Mazda EZ-6 / JustAnotherCarDesigner, CC0, via Wikimedia Commons

Mazda EZ-6 and EZ-60 are also not independent brands, but they matter for another reason. They show how Chinese development can become an export base rather than a local dead end. The EZ-6 was launched in China in October 2024 and later became the basis for the Mazda6e in other markets. The EZ-60, created by Changan Mazda, launched in China in September 2025 and is expected to reach Europe as the Mazda CX-6e.

The EZ-60 is available in BEV and EREV versions. The BEV uses a 77.94 kWh battery and offers up to 600 km of CLTC range. The EREV has a 31.73 kWh battery, 200 km of electric range and a total range of up to 1,000 km. In its first 48 hours, the EZ-60 received more than 10,000 pre-orders.

Taken together, these examples point to one broader trend. China is no longer a market where it is enough to adapt a global model, add local equipment and rely on a familiar badge. It is now a market where carmakers have to be faster, more technology-driven and closer to local buyers. Separate brands such as AUDI, sub-brands such as Buick ELECTRA and JETTA, local lineups such as Honda Ye and ID.UNYX, and models such as Nissan N7, Toyota bZ7 and Mazda EZ-60 are different responses to the same pressure.

This strategy does not guarantee success. China’s NEV market is crowded, and local brands are already strong in pricing, software and update speed. Foreign companies are not simply trying to catch up. They are changing how they develop cars. They create new brands because old ones can be slow to change perceptions. They launch sub-brands because different segments need different messages. They build local platforms because global cycles are too slow. And they rely more heavily on Chinese partners because many key solutions in batteries, ADAS, intelligent cockpits and AI are concentrated there.

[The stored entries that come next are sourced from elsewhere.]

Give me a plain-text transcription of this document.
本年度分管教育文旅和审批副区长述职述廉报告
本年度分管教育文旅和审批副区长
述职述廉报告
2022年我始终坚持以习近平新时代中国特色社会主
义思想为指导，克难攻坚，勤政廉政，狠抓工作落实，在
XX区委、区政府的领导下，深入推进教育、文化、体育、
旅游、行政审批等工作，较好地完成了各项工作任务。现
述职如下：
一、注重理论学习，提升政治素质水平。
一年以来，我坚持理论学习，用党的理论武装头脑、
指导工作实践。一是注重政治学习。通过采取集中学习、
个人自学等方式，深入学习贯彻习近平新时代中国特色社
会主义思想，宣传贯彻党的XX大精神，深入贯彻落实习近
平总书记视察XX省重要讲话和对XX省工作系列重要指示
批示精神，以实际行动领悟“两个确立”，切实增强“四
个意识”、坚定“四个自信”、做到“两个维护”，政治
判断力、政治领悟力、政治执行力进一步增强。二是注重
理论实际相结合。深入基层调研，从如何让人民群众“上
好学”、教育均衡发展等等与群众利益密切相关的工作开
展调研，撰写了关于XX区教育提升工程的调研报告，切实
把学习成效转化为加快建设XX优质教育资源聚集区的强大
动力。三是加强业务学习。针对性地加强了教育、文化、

In that sense, separate auto brands for China are not a marketing whim or a decorative badge change. They are evidence of a larger shift in the global car industry. China once learned manufacturing, quality and branding from global carmakers. Now those same global carmakers are learning from China’s speed, digital flexibility and ability to turn the car into a constantly updated technology product.